OT: language origin and creationism
Amy West
medievalist at W-STS.COM
Wed Mar 31 19:54:37 UTC 2010
I have to say that I was utterly gobsmacked/stunned by this one. I'm
used to dealing with students coming up with white supremacist
sources in my Vikings class now. But we're using "language" as our
theme in my Academic Writing class, so I wasn't expecting creationist
material to be showing up.
As a preliminary step to their research papers, I have students
presenting their "best" source in class. One student -- and I didn't
catch this problem soon enough because she didn't submit a proposal
-- wants to write about the origin of language in her 5-7 page paper,
and wants to present this as her "best source":
The True.Origin Archive
Exposing the Myth of Evolution
http://www.trueorigin.org/language01.asp
From the abstract:
"The following paper examines the true origin of speech and language,
and the anatomical and physiological requirements. The evidence
conclusively implies that humans were created with the unique ability
to employ speech for communication."
I was just stunned. This thing has the "look" of scholarship: 3
authors with PhDs, has an abstract, notes and sources, etc. But it
wasn't published in a scholarly journal or by a scholarly press.

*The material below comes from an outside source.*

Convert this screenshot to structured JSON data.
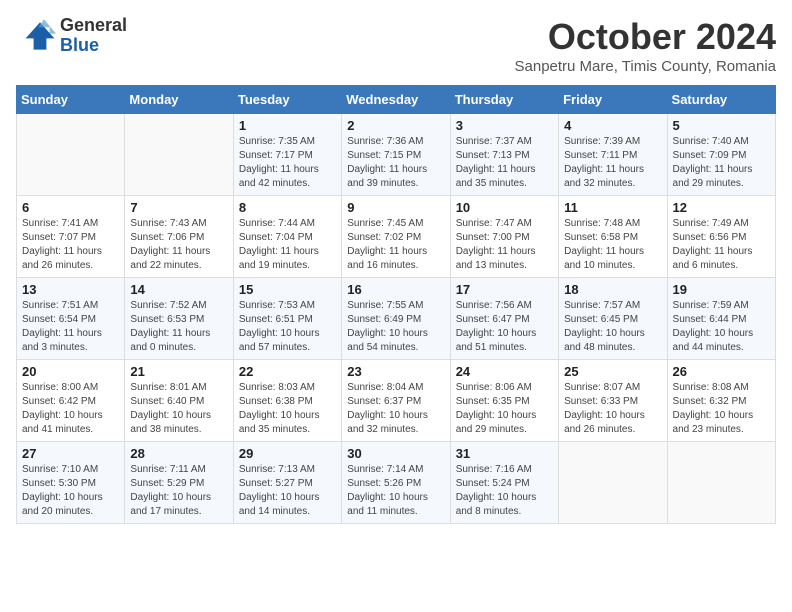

She wrote about this source in her annotated bibliography and all she
said was that it quotes from the Bible a lot. Nothing, nothing about
the obvious bias and agenda. She said "it has valid biological
information." (The annotated bib. was just turned in Monday; she just
sent me this link yesterday.)
I'd like to hear from more experienced teachers either off-list (or
on if it's deemed relevant) how you'd handle this. Tell her "no"
because it's not scholarly/not appropriate for the topic? Let her
present it and discuss the problems in front of the class?